SAN FRANCISCO, CA — In what is being hailed as both a breakthrough in AI development and a war crime against computer science, OpenAI CEO Sam Altman today announced the launch of BOGO Coding™: an AI-powered programming paradigm that writes code by randomly generating lines until something runs—or at least stops throwing errors for reasons no one fully understands.
“BOGO Coding is inspired by the elegance of BogoSort,” Altman explained during a keynote address delivered entirely in pseudo-code. “Why rely on intent, logic, or structure when you can just keep trying random crap until the compiler shuts up?”
Unlike traditional AI-assisted coding tools that attempt to infer the developer’s goals or follow coherent logic, BOGO Coding embraces a more chaotic approach. When prompted, it generates and shuffles lines of code until they appear to satisfy some condition—any condition, really, including pure luck.
“If it compiles, it ships,” said OpenAI Senior Engineer Cassie Lu, who helped train the model on over 30 terabytes of code from Stack Overflow answers with negative karma.

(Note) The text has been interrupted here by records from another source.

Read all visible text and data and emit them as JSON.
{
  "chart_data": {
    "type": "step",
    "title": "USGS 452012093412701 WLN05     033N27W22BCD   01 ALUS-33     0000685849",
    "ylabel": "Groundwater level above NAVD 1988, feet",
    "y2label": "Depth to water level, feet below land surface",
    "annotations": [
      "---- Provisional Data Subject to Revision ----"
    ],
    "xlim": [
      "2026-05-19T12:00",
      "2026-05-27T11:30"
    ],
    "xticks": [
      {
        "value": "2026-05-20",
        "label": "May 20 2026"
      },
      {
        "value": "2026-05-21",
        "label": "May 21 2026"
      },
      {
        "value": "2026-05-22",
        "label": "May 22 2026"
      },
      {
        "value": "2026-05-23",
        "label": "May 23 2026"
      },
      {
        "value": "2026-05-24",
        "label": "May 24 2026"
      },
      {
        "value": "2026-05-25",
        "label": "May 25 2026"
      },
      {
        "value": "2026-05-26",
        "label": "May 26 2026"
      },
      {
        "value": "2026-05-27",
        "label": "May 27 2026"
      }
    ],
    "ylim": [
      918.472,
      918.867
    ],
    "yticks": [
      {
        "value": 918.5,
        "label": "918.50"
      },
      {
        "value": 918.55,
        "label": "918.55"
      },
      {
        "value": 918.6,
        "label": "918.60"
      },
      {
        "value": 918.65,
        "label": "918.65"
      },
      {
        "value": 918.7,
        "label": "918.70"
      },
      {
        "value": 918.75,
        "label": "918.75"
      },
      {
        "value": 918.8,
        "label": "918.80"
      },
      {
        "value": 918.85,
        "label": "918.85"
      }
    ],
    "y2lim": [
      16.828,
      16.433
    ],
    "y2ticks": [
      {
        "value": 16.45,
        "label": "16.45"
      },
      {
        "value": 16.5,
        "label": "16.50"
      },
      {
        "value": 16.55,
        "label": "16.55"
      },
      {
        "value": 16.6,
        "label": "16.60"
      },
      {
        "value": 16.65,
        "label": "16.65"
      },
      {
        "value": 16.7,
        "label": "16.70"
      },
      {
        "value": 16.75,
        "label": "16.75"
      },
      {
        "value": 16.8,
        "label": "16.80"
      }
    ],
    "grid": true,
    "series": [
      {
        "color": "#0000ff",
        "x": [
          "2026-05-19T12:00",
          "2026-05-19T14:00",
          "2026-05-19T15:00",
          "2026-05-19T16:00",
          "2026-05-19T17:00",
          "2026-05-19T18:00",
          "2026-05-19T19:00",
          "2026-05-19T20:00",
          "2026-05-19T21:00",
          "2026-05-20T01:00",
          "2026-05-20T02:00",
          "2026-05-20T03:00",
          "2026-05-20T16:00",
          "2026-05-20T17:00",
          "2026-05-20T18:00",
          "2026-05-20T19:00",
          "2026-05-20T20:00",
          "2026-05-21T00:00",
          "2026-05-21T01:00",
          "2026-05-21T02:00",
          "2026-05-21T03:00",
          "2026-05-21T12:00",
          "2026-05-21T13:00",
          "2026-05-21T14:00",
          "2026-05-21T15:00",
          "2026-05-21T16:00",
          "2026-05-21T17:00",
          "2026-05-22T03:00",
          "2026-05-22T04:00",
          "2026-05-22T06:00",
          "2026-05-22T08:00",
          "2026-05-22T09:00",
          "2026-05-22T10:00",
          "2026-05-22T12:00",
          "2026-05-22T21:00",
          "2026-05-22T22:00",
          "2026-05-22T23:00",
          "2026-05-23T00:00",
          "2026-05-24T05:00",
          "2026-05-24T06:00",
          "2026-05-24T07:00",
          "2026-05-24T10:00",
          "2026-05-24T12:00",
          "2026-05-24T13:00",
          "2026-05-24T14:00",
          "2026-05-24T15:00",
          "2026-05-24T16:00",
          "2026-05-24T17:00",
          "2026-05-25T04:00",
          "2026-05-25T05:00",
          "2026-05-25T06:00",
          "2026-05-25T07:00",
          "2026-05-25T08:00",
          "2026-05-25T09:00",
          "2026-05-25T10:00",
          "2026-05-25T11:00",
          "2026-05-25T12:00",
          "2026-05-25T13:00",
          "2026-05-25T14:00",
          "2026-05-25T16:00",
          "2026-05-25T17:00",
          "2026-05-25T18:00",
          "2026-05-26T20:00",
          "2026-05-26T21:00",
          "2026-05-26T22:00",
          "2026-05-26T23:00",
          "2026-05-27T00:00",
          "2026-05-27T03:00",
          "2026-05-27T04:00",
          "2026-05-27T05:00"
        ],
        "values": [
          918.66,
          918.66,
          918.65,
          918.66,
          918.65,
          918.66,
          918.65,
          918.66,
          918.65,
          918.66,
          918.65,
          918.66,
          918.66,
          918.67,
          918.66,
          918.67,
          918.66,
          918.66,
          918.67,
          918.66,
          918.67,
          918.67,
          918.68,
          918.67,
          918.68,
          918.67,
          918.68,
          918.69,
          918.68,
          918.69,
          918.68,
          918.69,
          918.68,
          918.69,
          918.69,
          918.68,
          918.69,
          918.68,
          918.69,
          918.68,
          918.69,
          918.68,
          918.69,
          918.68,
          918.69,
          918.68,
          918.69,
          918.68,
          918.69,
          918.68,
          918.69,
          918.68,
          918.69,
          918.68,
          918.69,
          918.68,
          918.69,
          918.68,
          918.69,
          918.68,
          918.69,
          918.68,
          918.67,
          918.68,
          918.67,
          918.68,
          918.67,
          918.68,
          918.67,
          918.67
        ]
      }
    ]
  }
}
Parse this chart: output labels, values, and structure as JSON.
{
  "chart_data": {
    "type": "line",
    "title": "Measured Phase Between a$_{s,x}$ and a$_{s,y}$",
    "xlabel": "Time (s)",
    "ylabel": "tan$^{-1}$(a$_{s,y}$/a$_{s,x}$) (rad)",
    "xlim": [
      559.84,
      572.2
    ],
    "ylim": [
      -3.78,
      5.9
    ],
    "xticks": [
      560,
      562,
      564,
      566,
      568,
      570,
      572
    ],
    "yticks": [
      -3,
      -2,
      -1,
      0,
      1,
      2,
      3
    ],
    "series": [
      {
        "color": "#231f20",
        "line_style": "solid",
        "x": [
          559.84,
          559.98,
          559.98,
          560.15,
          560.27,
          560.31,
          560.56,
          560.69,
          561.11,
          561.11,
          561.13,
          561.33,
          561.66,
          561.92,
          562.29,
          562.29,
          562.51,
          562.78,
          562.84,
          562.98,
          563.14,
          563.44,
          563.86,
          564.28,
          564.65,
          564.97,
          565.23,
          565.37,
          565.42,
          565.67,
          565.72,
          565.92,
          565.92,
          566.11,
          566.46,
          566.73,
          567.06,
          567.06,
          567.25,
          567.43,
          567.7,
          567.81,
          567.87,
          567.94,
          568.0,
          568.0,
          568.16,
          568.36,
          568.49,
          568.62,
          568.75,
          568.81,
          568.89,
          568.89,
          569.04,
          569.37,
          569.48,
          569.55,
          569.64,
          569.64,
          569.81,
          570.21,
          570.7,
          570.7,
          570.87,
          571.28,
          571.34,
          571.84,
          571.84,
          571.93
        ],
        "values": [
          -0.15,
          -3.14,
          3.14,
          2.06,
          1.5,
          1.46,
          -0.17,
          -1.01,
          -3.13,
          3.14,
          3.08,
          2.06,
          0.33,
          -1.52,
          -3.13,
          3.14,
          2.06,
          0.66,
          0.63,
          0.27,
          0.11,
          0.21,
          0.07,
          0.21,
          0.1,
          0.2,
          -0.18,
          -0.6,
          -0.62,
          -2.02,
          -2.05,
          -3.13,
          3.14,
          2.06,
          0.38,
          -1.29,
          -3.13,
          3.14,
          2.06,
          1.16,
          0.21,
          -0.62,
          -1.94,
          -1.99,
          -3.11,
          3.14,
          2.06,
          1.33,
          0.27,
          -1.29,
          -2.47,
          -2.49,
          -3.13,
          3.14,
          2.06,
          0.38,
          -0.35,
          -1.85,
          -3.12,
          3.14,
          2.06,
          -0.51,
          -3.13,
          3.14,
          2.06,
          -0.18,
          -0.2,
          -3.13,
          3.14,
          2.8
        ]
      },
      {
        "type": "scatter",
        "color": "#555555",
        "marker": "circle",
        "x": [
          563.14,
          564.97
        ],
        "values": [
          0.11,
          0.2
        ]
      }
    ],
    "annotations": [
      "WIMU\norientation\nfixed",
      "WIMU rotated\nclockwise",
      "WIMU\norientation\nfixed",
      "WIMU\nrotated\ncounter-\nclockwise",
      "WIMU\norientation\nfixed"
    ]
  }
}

“BOGO Coding Doesn’t Solve Problems — It Survives Them”
According to internal documentation, BOGO Coding uses a probabilistic brute-force architecture that iteratively generates code fragments, refactors them at random, and tests each version in a sandbox labeled “Vibes-Based Linter.” The process continues until either the application runs or the GPU melts.
Early adopters are already raving about the results.
“My login page took 17,000 iterations and now only works on Tuesdays,” said developer Brian Koslow. “But it works. And honestly, isn’t that what agile is all about?”
The Future of Non-Deterministic Software
Critics of BOGO Coding have raised concerns about stability, maintainability, and the existential implications of shipping code that no human understands.
“Traditionally, you start with a spec and write code to fulfill it,” said MIT computer science professor Dr. Elena Voronov. “With BOGO Coding, you start with nonsense and hope something vaguely usable emerges from the algorithmic void. It’s like Schrödinger’s Pull Request.”
In response to these critiques, OpenAI announced an upcoming companion product: BOGO Debugger, which automatically explains what your code might be doing based on speculative fiction and astrological inference.
Investors Excited to Not Understand What They’re Funding
Despite the chaos, the venture capital community is frothing at the mouth. Sequoia Capital has already invested $800 million in IteraTech, a BOGO-native dev platform that uses quantum computing to try every possible commit message simultaneously.
“This is the end of deterministic software,” said IteraTech CEO Dani Brix. “We don’t code for outcomes. We code toward potentialities.”
Altman agrees. “With BOGO Coding, you no longer need to understand your problem or even define it. The system will keep trying things until one of them does… something. It’s not trial and error. It’s trial as a lifestyle.”
At press time, BOGO Coding was already being adopted by several high-profile companies, including Meta, where it will replace the existing codebase with a randomly shuffled deck of React components and crossed fingers.